Was ist das? Wie äussert sich das?

 

Hier möchte ich ein kurzes Einblick in das Thema Entwicklungstrauma geben. In diesem Artikel habe ich kein Anspruch auf Vollständigkeit, denn das Thema viel komplexer und vielschichtiger ist als das was ich hier beschreibe. 

 

Entwicklungstrauma ist ein relativ neuer Begriff der meiner Meinung nach viel mehr Aufmerksamkeit verdient hat, weil es meistens uns alle betrifft.

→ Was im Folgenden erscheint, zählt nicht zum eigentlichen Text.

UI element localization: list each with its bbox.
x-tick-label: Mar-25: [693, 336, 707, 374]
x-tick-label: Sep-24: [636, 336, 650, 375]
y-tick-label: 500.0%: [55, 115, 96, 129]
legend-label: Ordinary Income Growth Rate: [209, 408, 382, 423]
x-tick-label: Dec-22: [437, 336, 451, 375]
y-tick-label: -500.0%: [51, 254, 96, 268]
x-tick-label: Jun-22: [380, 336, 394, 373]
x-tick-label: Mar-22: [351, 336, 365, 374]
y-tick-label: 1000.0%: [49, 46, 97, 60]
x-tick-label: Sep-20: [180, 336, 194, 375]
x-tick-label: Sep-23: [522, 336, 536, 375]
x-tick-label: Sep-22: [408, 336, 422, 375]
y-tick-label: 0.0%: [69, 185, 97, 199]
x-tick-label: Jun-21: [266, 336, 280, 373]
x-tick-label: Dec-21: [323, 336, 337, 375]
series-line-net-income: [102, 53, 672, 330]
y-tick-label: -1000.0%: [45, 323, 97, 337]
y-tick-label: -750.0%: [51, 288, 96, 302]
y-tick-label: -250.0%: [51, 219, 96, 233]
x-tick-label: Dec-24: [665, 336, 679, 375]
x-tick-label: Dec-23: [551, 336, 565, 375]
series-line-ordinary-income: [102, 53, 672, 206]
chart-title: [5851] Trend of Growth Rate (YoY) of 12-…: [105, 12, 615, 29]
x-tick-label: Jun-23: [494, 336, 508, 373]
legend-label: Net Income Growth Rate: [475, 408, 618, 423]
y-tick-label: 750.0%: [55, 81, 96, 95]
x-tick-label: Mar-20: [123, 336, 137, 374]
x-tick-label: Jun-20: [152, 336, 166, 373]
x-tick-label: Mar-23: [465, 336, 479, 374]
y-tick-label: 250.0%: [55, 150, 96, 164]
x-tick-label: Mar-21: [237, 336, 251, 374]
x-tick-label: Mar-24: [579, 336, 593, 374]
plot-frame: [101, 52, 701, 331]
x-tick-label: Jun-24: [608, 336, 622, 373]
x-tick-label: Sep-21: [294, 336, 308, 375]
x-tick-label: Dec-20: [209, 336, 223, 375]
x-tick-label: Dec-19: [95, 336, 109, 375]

Unter Trauma wird oft nur Schocktrauma verstanden, das durch ein oder mehrere plötzliche Ereignisse (wie Krieg, Unfall, Naturkatastrophe etc) entsteht.

 

Entwicklungstrauma entsteht durch kontinuierliche, sich wiederholende negative Erfahrungen in der Kindheit, die nicht zwangsläufig nur mit Gewalt zu tun haben muss, sondern auch mit der Vernachlässigung der Grundbedürfnisse, Bindungsabbrüche, Kontaktlosigkeit oder fehlende emotionale und körperliche Nähe.

 

Unsere Grundbedürfnisse laut NARM (Neuro-Effektives Beziehungsmodel nach Laurence Heller) sind:

Kontakt, Autonomie, Einstimmung, Vertrauen und Liebe/Sexualität. Wenn diese vernachlässigt werden oder wenn wir gar Gewalt oder Missbrauch erfahren, dann erleben wir die Aussenwelt als gefährlich und unzuverlässig. Das hat massive Auswirkungen auf unseren Körper und unser Nervensystem.

 

Die natürliche Körperreaktion auf eine Gefahr ist Kampf/Flucht Reaktion oder Erstarrung. 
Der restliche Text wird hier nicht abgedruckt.